Tax Treatment of Partnership Versus Joint Venture
One of the main reasons business owners should be concerned about the election between a partnership and a joint venture is taxes.
Partnerships are considered “pass through” tax entities, meaning all of the profits and losses of the partnership pass through the business to the partners. The partners then each pay taxes on their share of the profits (or deduct their share of the losses) on their individual income tax returns. As a pass-through business entity owner, partners in a partnership may be able to take advantage of the 20% pass-through deduction established under the Tax Cuts and Jobs Act (TCJA).
Depending on the circumstances, joint ventures may be taxed as a corporation or partnership.
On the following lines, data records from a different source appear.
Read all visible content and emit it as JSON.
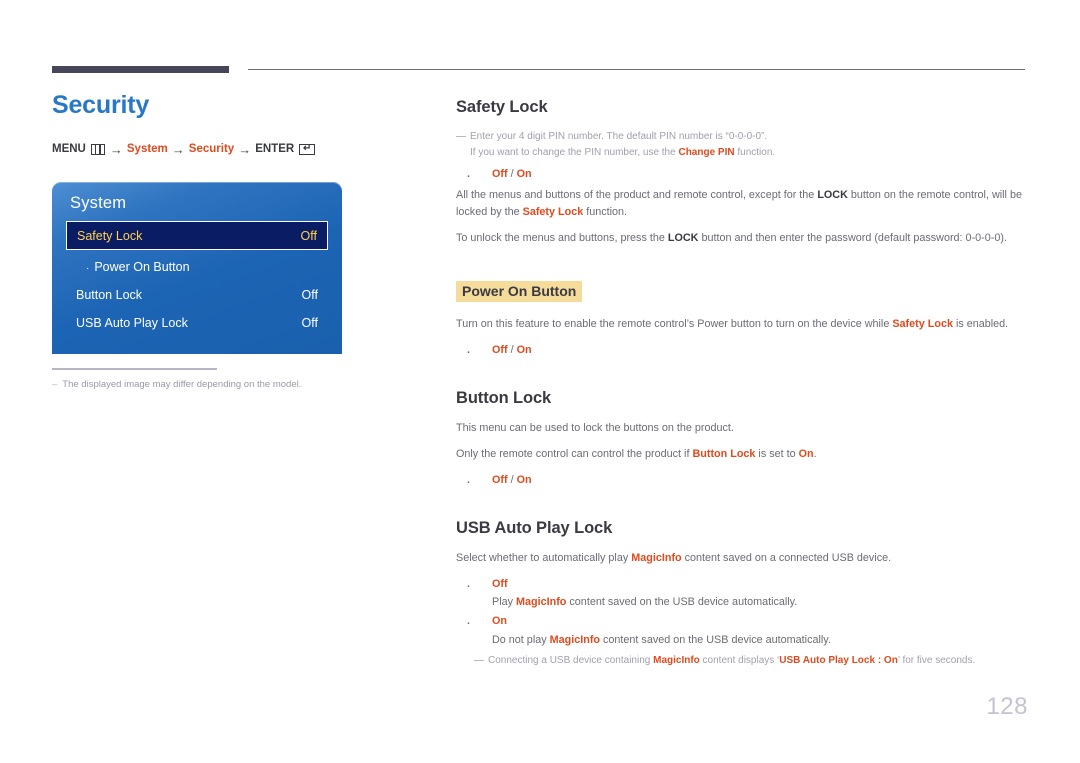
{
  "page": {
    "title": "Security",
    "number": "128"
  },
  "menu_path": {
    "menu_label": "MENU",
    "menu_icon": "menu-grid-icon",
    "arrow": "→",
    "step1": "System",
    "step2": "Security",
    "enter_label": "ENTER",
    "enter_icon": "enter-key-icon"
  },
  "osd": {
    "title": "System",
    "rows": [
      {
        "label": "Safety Lock",
        "value": "Off",
        "selected": true,
        "sub": false
      },
      {
        "label": "Power On Button",
        "value": "",
        "selected": false,
        "sub": true
      },
      {
        "label": "Button Lock",
        "value": "Off",
        "selected": false,
        "sub": false
      },
      {
        "label": "USB Auto Play Lock",
        "value": "Off",
        "selected": false,
        "sub": false
      }
    ]
  },
  "left_note": {
    "dash": "–",
    "text": "The displayed image may differ depending on the model."
  },
  "sections": {
    "safety_lock": {
      "heading": "Safety Lock",
      "note_dash": "—",
      "note_line1": "Enter your 4 digit PIN number. The default PIN number is “0-0-0-0”.",
      "note_line2_pre": "If you want to change the PIN number, use the ",
      "note_line2_accent": "Change PIN",
      "note_line2_post": " function.",
      "option_off": "Off",
      "option_sep": " / ",
      "option_on": "On",
      "para1_a": "All the menus and buttons of the product and remote control, except for the ",
      "para1_lock": "LOCK",
      "para1_b": " button on the remote control, will be locked by the ",
      "para1_accent": "Safety Lock",
      "para1_c": " function.",
      "para2_a": "To unlock the menus and buttons, press the ",
      "para2_lock": "LOCK",
      "para2_b": " button and then enter the password (default password: 0-0-0-0)."
    },
    "power_on_button": {
      "heading": "Power On Button",
      "para_a": "Turn on this feature to enable the remote control’s Power button to turn on the device while ",
      "para_accent": "Safety Lock",
      "para_b": " is enabled.",
      "option_off": "Off",
      "option_sep": " / ",
      "option_on": "On"
    },
    "button_lock": {
      "heading": "Button Lock",
      "para1": "This menu can be used to lock the buttons on the product.",
      "para2_a": "Only the remote control can control the product if ",
      "para2_accent1": "Button Lock",
      "para2_b": " is set to ",
      "para2_accent2": "On",
      "para2_c": ".",
      "option_off": "Off",
      "option_sep": " / ",
      "option_on": "On"
    },
    "usb_auto_play_lock": {
      "heading": "USB Auto Play Lock",
      "intro_a": "Select whether to automatically play ",
      "intro_accent": "MagicInfo",
      "intro_b": " content saved on a connected USB device.",
      "opt1_label": "Off",
      "opt1_desc_a": "Play ",
      "opt1_desc_accent": "MagicInfo",
      "opt1_desc_b": " content saved on the USB device automatically.",
      "opt2_label": "On",
      "opt2_desc_a": "Do not play ",
      "opt2_desc_accent": "MagicInfo",
      "opt2_desc_b": " content saved on the USB device automatically.",
      "note_dash": "—",
      "note_a": "Connecting a USB device containing ",
      "note_accent1": "MagicInfo",
      "note_b": " content displays ‘",
      "note_accent2": "USB Auto Play Lock : On",
      "note_c": "’ for five seconds."
    }
  },
  "colors": {
    "title_blue": "#2878c8",
    "accent_orange": "#e04a1e",
    "highlight_yellow": "#f5dc9a",
    "osd_blue": "#1c64b4",
    "osd_selected_bg": "#0a1c63",
    "osd_selected_text": "#ffd34d",
    "page_number": "#c3c3d2"
  }
}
Entities that are taxed as corporations are subject to tax at both the corporate and shareholder levels, commonly referred to as double taxation. The TCJA established a single flat tax rate of 21% for corporations, significantly lowering it from the 15% to 35% rate that corporations paid under prior law.
There are positives and negatives to each form of taxation. One benefit of partnerships is that they offer greater flexibility with regard to the allocation of gains and losses. For example, you might be able to structure your partnership so that one partner receives 50% of the gains generated by the business and 99% of the losses, something that might benefit the individuals in your group. Caveat: these are called special allocations and must have what is called ‘Substantial Economic Effect’ (SEE). SEE is defined by the tax code and the tax regulations.
However, you or others in your group might not want to report income on your personal returns and therefore corporate tax treatment might be better. Your decision may also depend on whether you can take the 20% deduction available to partners or if your overall tax rate is better with a flat 21% corporate rate.